Rembulan yang bersinar temaram menemaniku bermalam minggu di teras rumah. Cahaya muram itu menyibak mendung dan menerobos daun-daun kelapa yang berjejer rapi di pekarangan. Gerimis yang tadi sempat menderas kini tinggal menyisakan hawa dingin. Secangkir kopi yang masih mengepulkan uap panas turut pula menemaniku. Tak hanya itu, di samping gelas berisi kopi yang baru diseduh nenek beberapa saat lalu itu menumpuklah puntung-puntung rokok menyaksikan kegelisahanku.
Sesore hingga menjelang larut malam ini paketan dataku telah berkurang dua gigabyte untuk mengulik film-film di Youtube, tak apalah, aku bekerja untuk bertahan hidup. Jangan sampai rasa frustrasi justru yang menikung untuk menghabisi nyawaku. Daripada pikiran kelayapan, berpikir tentang hal-hal negatif, lebih baik aku nonton film.
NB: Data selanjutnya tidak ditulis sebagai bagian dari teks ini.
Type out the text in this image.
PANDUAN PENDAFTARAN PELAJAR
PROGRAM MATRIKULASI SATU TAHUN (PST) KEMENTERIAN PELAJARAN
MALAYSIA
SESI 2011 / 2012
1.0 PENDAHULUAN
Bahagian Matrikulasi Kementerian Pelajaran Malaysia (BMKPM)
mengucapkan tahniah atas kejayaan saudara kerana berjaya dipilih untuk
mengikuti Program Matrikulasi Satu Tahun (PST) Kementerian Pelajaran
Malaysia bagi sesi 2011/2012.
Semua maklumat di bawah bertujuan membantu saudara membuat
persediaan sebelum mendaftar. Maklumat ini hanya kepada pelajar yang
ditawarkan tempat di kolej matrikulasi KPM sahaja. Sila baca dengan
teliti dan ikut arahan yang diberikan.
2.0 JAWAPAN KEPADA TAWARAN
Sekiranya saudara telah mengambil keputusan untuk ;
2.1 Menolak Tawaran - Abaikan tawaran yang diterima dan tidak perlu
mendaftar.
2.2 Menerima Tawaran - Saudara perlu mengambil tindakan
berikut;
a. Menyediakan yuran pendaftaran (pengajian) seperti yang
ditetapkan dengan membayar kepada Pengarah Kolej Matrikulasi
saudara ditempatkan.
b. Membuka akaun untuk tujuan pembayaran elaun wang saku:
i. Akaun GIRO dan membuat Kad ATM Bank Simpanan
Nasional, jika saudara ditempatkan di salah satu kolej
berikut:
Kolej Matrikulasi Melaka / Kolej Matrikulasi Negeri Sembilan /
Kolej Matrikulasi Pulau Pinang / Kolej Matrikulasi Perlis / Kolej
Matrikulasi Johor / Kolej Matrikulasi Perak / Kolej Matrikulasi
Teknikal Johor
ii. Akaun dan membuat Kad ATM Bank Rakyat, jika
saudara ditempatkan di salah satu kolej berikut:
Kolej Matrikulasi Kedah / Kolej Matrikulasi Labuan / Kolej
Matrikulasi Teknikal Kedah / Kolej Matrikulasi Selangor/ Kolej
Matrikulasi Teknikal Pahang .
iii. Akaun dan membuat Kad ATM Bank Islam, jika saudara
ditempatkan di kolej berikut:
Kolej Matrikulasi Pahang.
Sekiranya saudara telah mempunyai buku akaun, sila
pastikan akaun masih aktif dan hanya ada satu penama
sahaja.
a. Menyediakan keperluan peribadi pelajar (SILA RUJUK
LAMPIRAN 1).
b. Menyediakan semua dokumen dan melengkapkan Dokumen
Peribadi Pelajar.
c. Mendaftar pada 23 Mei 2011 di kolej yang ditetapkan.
Di kamar tengah mungkin nenek telah tertidur. Baru saja dia bilang ngantuk setelah bercerita panjang lebar tentang tirakat bapakku ketika aku masih kuliah. Ia banting tulang untuk membiayaiku. Puasa senin-kamis pun tak pernah putus ia lakukan. Kuhirup rokok kuat-kuat seraya mengenang masa-masa saat bersama bapak. Sebak terasa dadaku mengingat semua itu. Tiada rindu yang lebih menyiksa daripada rindu pada orang tua yang telah tiada.
Tiba-tiba ada cahaya motor menyibak gelap diikuti suara yang menderu. Motor GL Max itu bergerak menuju pekarangan rumah. Tak lepas perhatianku mencari tahu siapakah gerangan yang datang malam-malam begini. Sejurus kemudian dia telah sampai di halaman. Ternyata Pak Balyat, tetangga jauh dan merupakan teman dekat bapak. Senyumnya terukir saat melihatku. Aku membalasnya dengan senyum pula.
“Tumben datang malam-malam begini Pak?” tanyaku seraya berdiri menyambut. Dulu dia sering datang di pagi hari membicarakan usaha yang dijalaninya bersama bapak.
“Sedang tak bisa tidur, Tra. Sepertinya terlalu banyak kopi yang kuminum seharian ini,” jawab lelaki paro baya itu. Tokoh desa yang pernah menjadi preman di masa mudanya itu melangkah pelan ke arahku. Dia berkongsi dengan bapak dalam menyewakan alat-alat pesta. Sebenarnya dia dan bapak bagaikan air dengan minyak di masa muda mereka dulu. Bapak guru ngaji, sedang Pak Balyat ketua preman. Namun rupanya bertambahnya umur lambat laun menyadarkan dirinya. Dia tak lagi suka judi dan memalak orang di pasar, walau kadang masih suka minum-minuman keras.